# Which ohio lakes allow atv's for ice fishing?



## WWWalleye (Sep 7, 2009)

I was pretty bummed when I found out I couldn't take my quad on mosquito this past winter, it sure was nice when Erie was fishable being able to drag the shanty with the quad. Are there any other lakes near northeast ohio that allow ice fishing with ATV's?


----------



## ParmaBass (Apr 11, 2004)

Main Chain of the Portage Lakes allows ice vehicles (East, West, Mud, Rex, Turkeyfoot and Miller), not sure about Long Lake or North Reservoir though and Nimisila is a no no for sure. When the ice is good on East Reservoir it looks like a freakin motocross out there! Here's a map for you!!

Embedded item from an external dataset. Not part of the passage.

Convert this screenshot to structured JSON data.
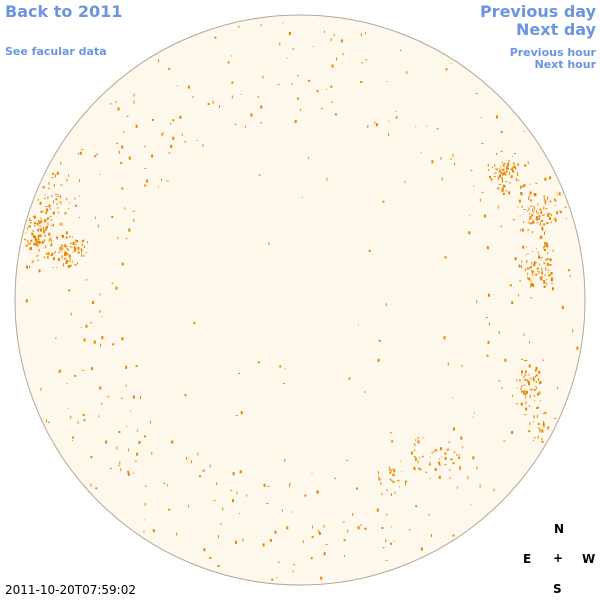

http://www.dnr.state.oh.us/Portals/9/Images/fishing/Lake Maps/pub270.gif


----------



## Fish2Win (Jan 21, 2009)

i launched the sled out of the bait shop on long lake last winter.


----------



## fish master (Dec 24, 2005)

ya i found that out to last year. but they didnt say anything about a mountain bike that i pulled my shanty and stuff out with.. i had people telling me i wish i thought of that.....do the same this year... thats a heck of a walk out there..


WWWalleye said:


> I was pretty bummed when I found out I couldn't take my quad on mosquito this past winter, it sure was nice when Erie was fishable being able to drag the shanty with the quad. Are there any other lakes near northeast ohio that allow ice fishing with ATV's?


----------



## Fish2Win (Jan 21, 2009)

do you use studded tires?


----------



## H2O Mellon (Apr 5, 2004)

I've seen folks using them on Grand Lake St Marys.


----------



## fishintechnician (Jul 20, 2007)

also indian lake will allow them alot of sleds are there


----------



## fish master (Dec 24, 2005)

Fish2Win said:


> do you use studded tires?


nope dont use studded tires but i dont take it out unless theres atleast 1'' of snow on the ice. to get some sort of traction..


----------